Jimmy Kimmel’s crusade against the newly proposed health care bill continued for a third straight night.
The late night host opened his show Thursday talking about the possible repeal of Obamacare, but he agrees with his critics that say he’s not qualified for the conversation.
“Bill Cassidy named this test after me.
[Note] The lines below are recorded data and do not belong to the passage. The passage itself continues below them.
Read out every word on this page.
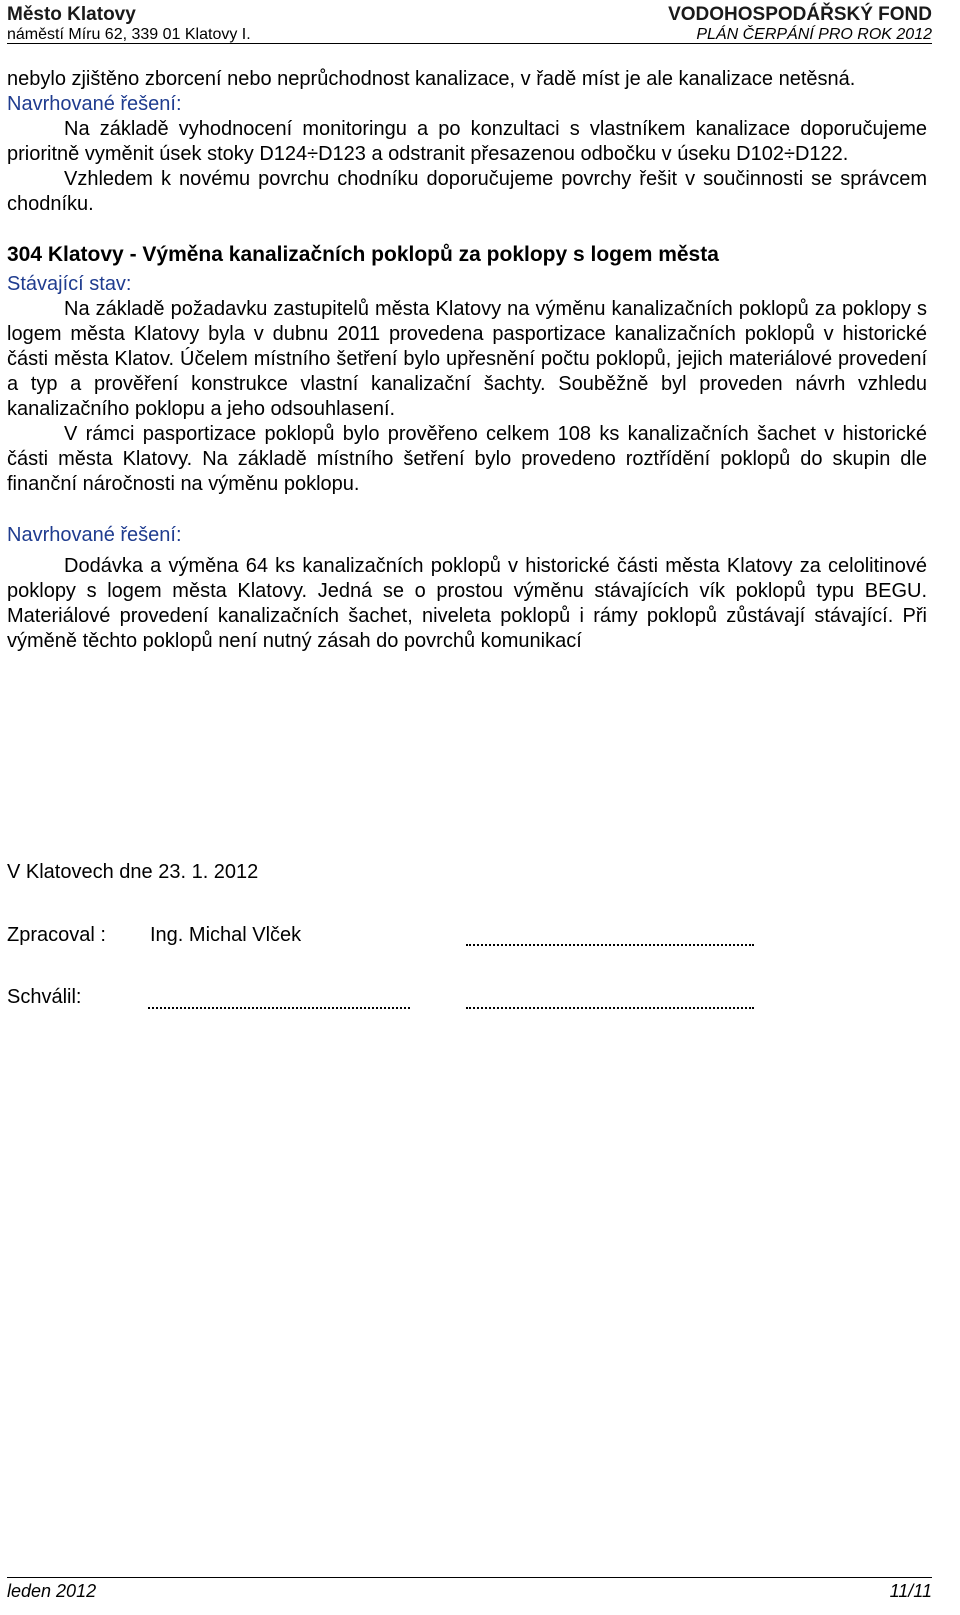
Město Klatovy
náměstí Míru 62, 339 01 Klatovy I.
VODOHOSPODÁŘSKÝ FOND
PLÁN ČERPÁNÍ PRO ROK 2012

nebylo zjištěno zborcení nebo neprůchodnost kanalizace, v řadě míst je ale kanalizace netěsná.

Navrhované řešení:

Na základě vyhodnocení monitoringu a po konzultaci s vlastníkem kanalizace doporučujeme prioritně vyměnit úsek stoky D124÷D123 a odstranit přesazenou odbočku v úseku D102÷D122.

Vzhledem k novému povrchu chodníku doporučujeme povrchy řešit v součinnosti se správcem chodníku.

304 Klatovy - Výměna kanalizačních poklopů za poklopy s logem města

Stávající stav:

Na základě požadavku zastupitelů města Klatovy na výměnu kanalizačních poklopů za poklopy s logem města Klatovy byla v dubnu 2011 provedena pasportizace kanalizačních poklopů v historické části města Klatov. Účelem místního šetření bylo upřesnění počtu poklopů, jejich materiálové provedení a typ a prověření konstrukce vlastní kanalizační šachty. Souběžně byl proveden návrh vzhledu kanalizačního poklopu a jeho odsouhlasení.

V rámci pasportizace poklopů bylo prověřeno celkem 108 ks kanalizačních šachet v historické části města Klatovy. Na základě místního šetření bylo provedeno roztřídění poklopů do skupin dle finanční náročnosti na výměnu poklopu.

Navrhované řešení:

Dodávka a výměna 64 ks kanalizačních poklopů v historické části města Klatovy za celolitinové poklopy s logem města Klatovy. Jedná se o prostou výměnu stávajících vík poklopů typu BEGU. Materiálové provedení kanalizačních šachet, niveleta poklopů i rámy poklopů zůstávají stávající. Při výměně těchto poklopů není nutný zásah do povrchů komunikací

V Klatovech dne 23. 1. 2012
Zpracoval : Ing. Michal Vlček
Schválil:
leden 2012	11/11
Am I supposed to just be quiet about that?”
The senator from Louisiana first appeared on “Jimmy Kimmel Live!” in May, the host’s first night back on the air after son Billy had open heart surgery just three days after he was born.
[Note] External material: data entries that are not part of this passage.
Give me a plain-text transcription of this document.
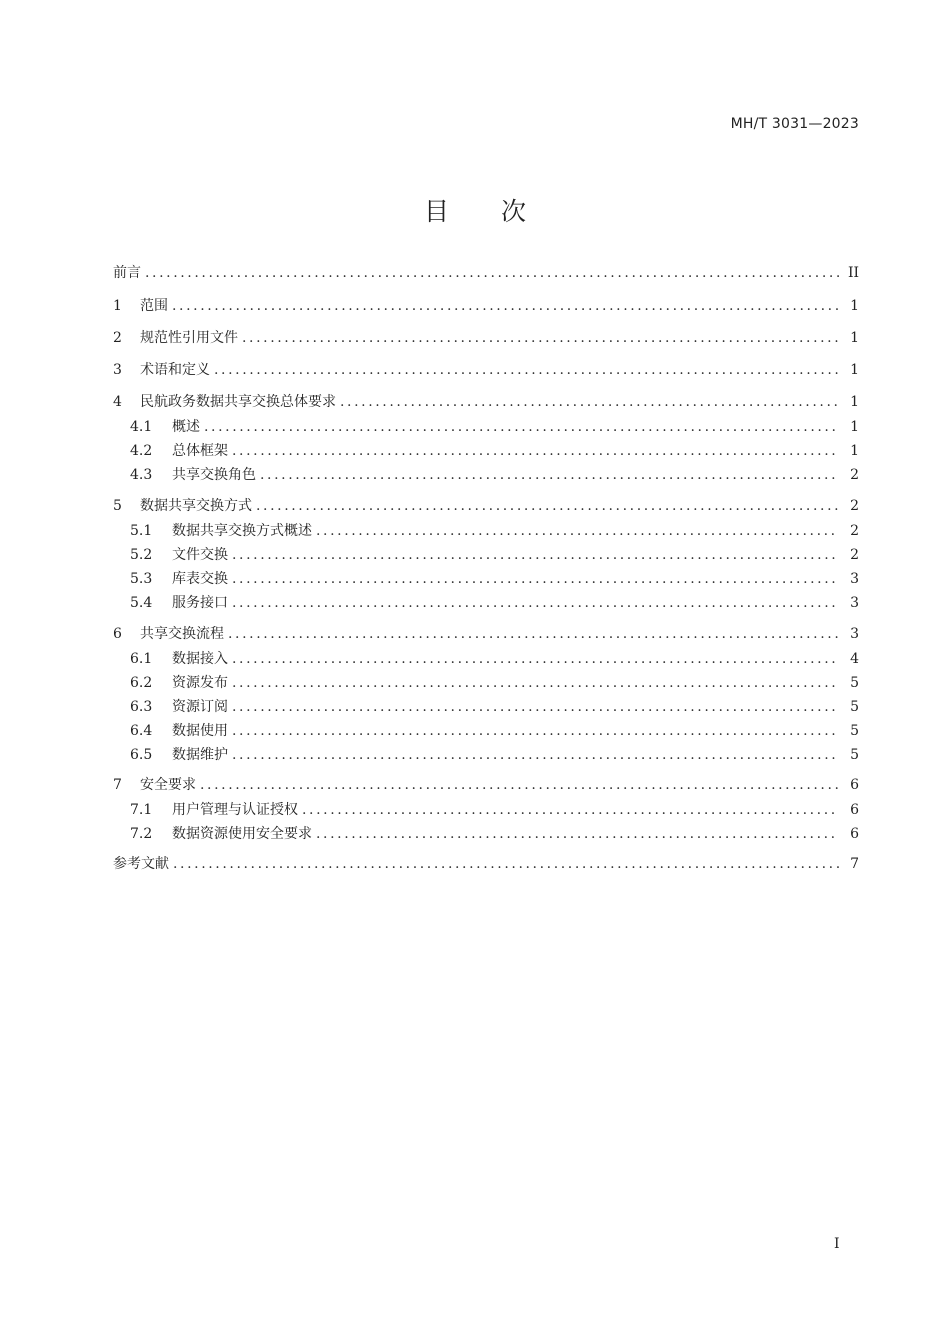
MH/T 3031—2023
目次
前言 .....	II
1	范围 .....	1
2	规范性引用文件 .....	1
3	术语和定义 .....	1
4	民航政务数据共享交换总体要求 .....	1
4.1	概述 .....	1
4.2	总体框架 .....	1
4.3	共享交换角色 .....	2
5	数据共享交换方式 .....	2
5.1	数据共享交换方式概述 .....	2
5.2	文件交换 .....	2
5.3	库表交换 .....	3
5.4	服务接口 .....	3
6	共享交换流程 .....	3
6.1	数据接入 .....	4
6.2	资源发布 .....	5
6.3	资源订阅 .....	5
6.4	数据使用 .....	5
6.5	数据维护 .....	5
7	安全要求 .....	6
7.1	用户管理与认证授权 .....	6
7.2	数据资源使用安全要求 .....	6
参考文献 .....	7
I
At the time, Cassidy promised to protect people with pre-existing conditions.
But Cassidy’s bill fails on that pledge, Kimmel said.
When President Trump jumped to the senator’s defense on Twitter Wednesday night, saying he “would not sign Graham-Cassidy if it did not include coverage of pre-existing conditions,” Kimmel instead focused on the phrase “repeal & replace.”
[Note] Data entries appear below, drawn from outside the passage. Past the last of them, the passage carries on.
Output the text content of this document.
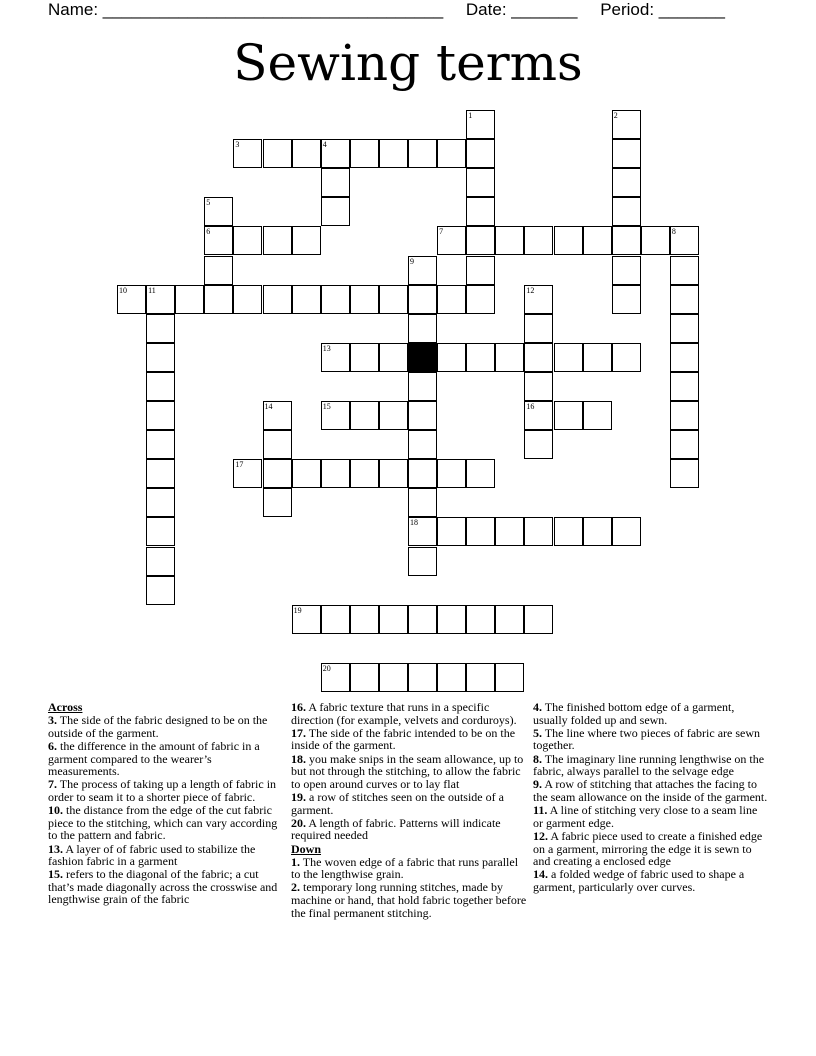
Name: ____________________________________ Date: _______ Period: _______
Sewing terms
1	2
3	4
5
6	7	8
9
18
10	11	12
16
13
14	15
17
19
20

Across

3. The side of the fabric designed to be on the outside of the garment.

6. the difference in the amount of fabric in a garment compared to the wearer’s measurements.

7. The process of taking up a length of fabric in order to seam it to a shorter piece of fabric.

10. the distance from the edge of the cut fabric piece to the stitching, which can vary according to the pattern and fabric.

13. A layer of of fabric used to stabilize the fashion fabric in a garment

15. refers to the diagonal of the fabric; a cut that’s made diagonally across the crosswise and lengthwise grain of the fabric

16. A fabric texture that runs in a specific direction (for example, velvets and corduroys).

17. The side of the fabric intended to be on the inside of the garment.

18. you make snips in the seam allowance, up to but not through the stitching, to allow the fabric to open around curves or to lay flat

19. a row of stitches seen on the outside of a garment.

20. A length of fabric. Patterns will indicate required needed

Down

1. The woven edge of a fabric that runs parallel to the lengthwise grain.

2. temporary long running stitches, made by machine or hand, that hold fabric together before the final permanent stitching.

4. The finished bottom edge of a garment, usually folded up and sewn.

5. The line where two pieces of fabric are sewn together.

8. The imaginary line running lengthwise on the fabric, always parallel to the selvage edge

9. A row of stitching that attaches the facing to the seam allowance on the inside of the garment.

11. A line of stitching very close to a seam line or garment edge.

12. A fabric piece used to create a finished edge on a garment, mirroring the edge it is sewn to and creating a enclosed edge

14. a folded wedge of fabric used to shape a garment, particularly over curves.
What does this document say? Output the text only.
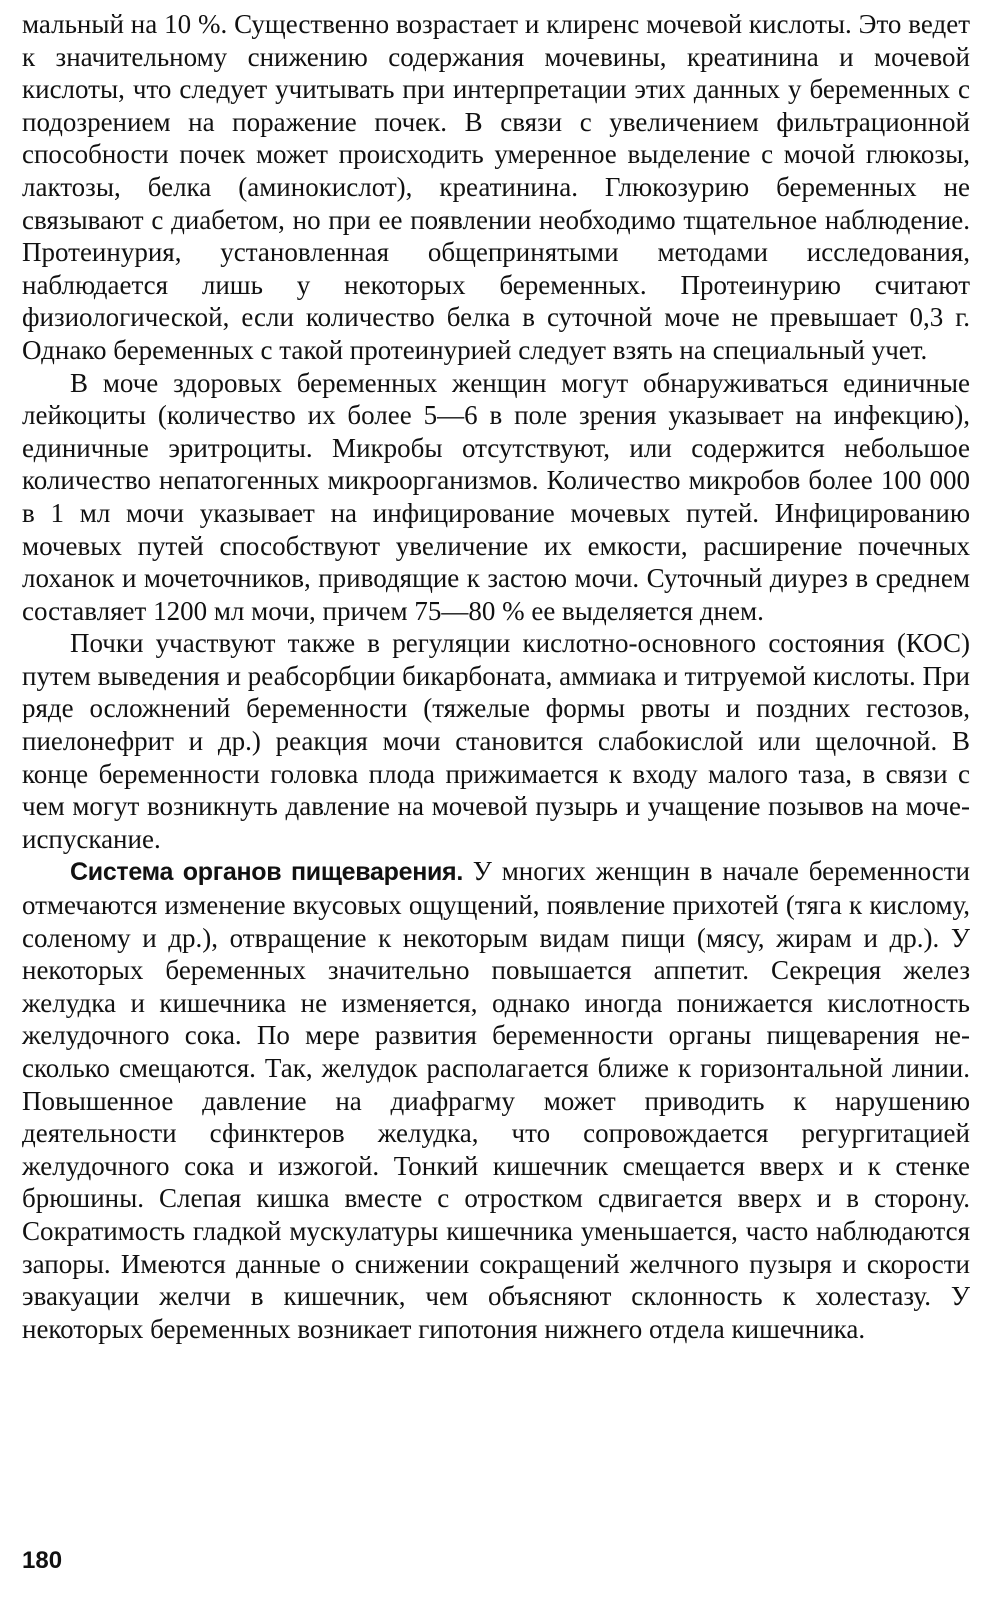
мальный на 10 %. Существенно возрастает и клиренс мочевой кислоты. Это ведет к значительному снижению содержания мочевины, креатинина и мочевой кислоты, что следует учитывать при интерпретации этих данных у беременных с подозрением на поражение почек. В связи с увеличением фильтрационной способности почек может происходить умеренное выделение с мочой глюкозы, лактозы, белка (аминокислот), креатинина. Глюкозурию беременных не связывают с диабетом, но при ее появлении необходимо тщательное наблюдение. Протеинурия, установленная общепринятыми методами исследования, наблюдается лишь у некоторых беременных. Протеинурию считают физиологической, если количество белка в суточной моче не превышает 0,3 г. Однако беременных с такой протеинурией следует взять на специальный учет.

В моче здоровых беременных женщин могут обнаруживаться единичные лейкоциты (количество их более 5—6 в поле зрения указывает на инфекцию), единичные эритроциты. Микробы отсутствуют, или содержится небольшое количество непатогенных микроорганизмов. Количество микробов более 100 000 в 1 мл мочи указывает на инфицирование мочевых путей. Инфицированию мочевых путей способствуют увеличение их емкости, расширение почечных лоханок и мочеточников, приводящие к застою мочи. Суточный диурез в среднем составляет 1200 мл мочи, причем 75—80 % ее выделяется днем.

Почки участвуют также в регуляции кислотно-основного состояния (КОС) путем выведения и реабсорбции бикарбоната, аммиака и титруемой кислоты. При ряде осложнений беременности (тяжелые формы рвоты и поздних гестозов, пиелонефрит и др.) реакция мочи становится слабокислой или щелочной. В конце беременности головка плода прижимается к входу малого таза, в связи с чем могут возникнуть давление на мочевой пузырь и учащение позывов на мочеиспускание.

Система органов пищеварения. У многих женщин в начале беременности отмечаются изменение вкусовых ощущений, появление прихотей (тяга к кислому, соленому и др.), отвращение к некоторым видам пищи (мясу, жирам и др.). У некоторых беременных значительно повышается аппетит. Секреция желез желудка и кишечника не изменяется, однако иногда понижается кислотность желудочного сока. По мере развития беременности органы пищеварения несколько смещаются. Так, желудок располагается ближе к горизонтальной линии. Повышенное давление на диафрагму может приводить к нарушению деятельности сфинктеров желудка, что сопровождается регургитацией желудочного сока и изжогой. Тонкий кишечник смещается вверх и к стенке брюшины. Слепая кишка вместе с отростком сдвигается вверх и в сторону. Сократимость гладкой мускулатуры кишечника уменьшается, часто наблюдаются запоры. Имеются данные о снижении сокращений желчного пузыря и скорости эвакуации желчи в кишечник, чем объясняют склонность к холестазу. У некоторых беременных возникает гипотония нижнего отдела кишечника.

180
“He’d sign anything if it meant getting rid of Obamacare,” he said.
“He’d sign copies of the Koran at the Barnes and Noble in Fallujah if it meant he could get rid of Obamacare.”
Kimmel also said he doesn’t need to speak to Cassidy, because he already made his promise four months ago.
“People keep telling me to give him the benefit of the doubt,” the host said.
“I doubt all the benefits he claims are part of the new health care bill.
Kimmel praised Cassidy for his medical background, but urged him to continue “doing good things,” which includes opposing the bill that’s been criticized by groups including the American Cancer Society, Blue Cross Blue Shield, Kaiser Permanente, March of Dimes, AARP and the American Heart Association.
“We haven’t seen this many speak out against a bill since Cosby,” Kimmel said.
Arguing against Senator John Kennedy, who said on Fox News Thursday morning that people should trust Kimmel as much as they trust Charlie Sheen with medical advise, the host against pleaded out of the job.
“I’m not pretending to be an expert. I’m asking why people like you aren’t listening to actual experts, like the American Medical Association,” Kimmel said.
“And by the way, the fact that Charlie Sheen is still alive means he probably knows more about health care than any of us do.”
Kimmel’s qualifications, he said, are as reputable as someone else talking about the bill though.
“I see these comments from these angry people. They say, ‘what qualifies you to talk about this stuff? You’re a comedian. Go back to being not funny,’” he said.
“It’s my duty to remind these people who are so concerned with my qualifications that the guy you voted for for President? His job qualification was…he fired Meat Loaf on television.”
Senator Al Franken, the former comedian, stopped by at the end of the show to thank Kimmel for taking on the fight against what he called the “Screw You, Billy Kimmel Act.”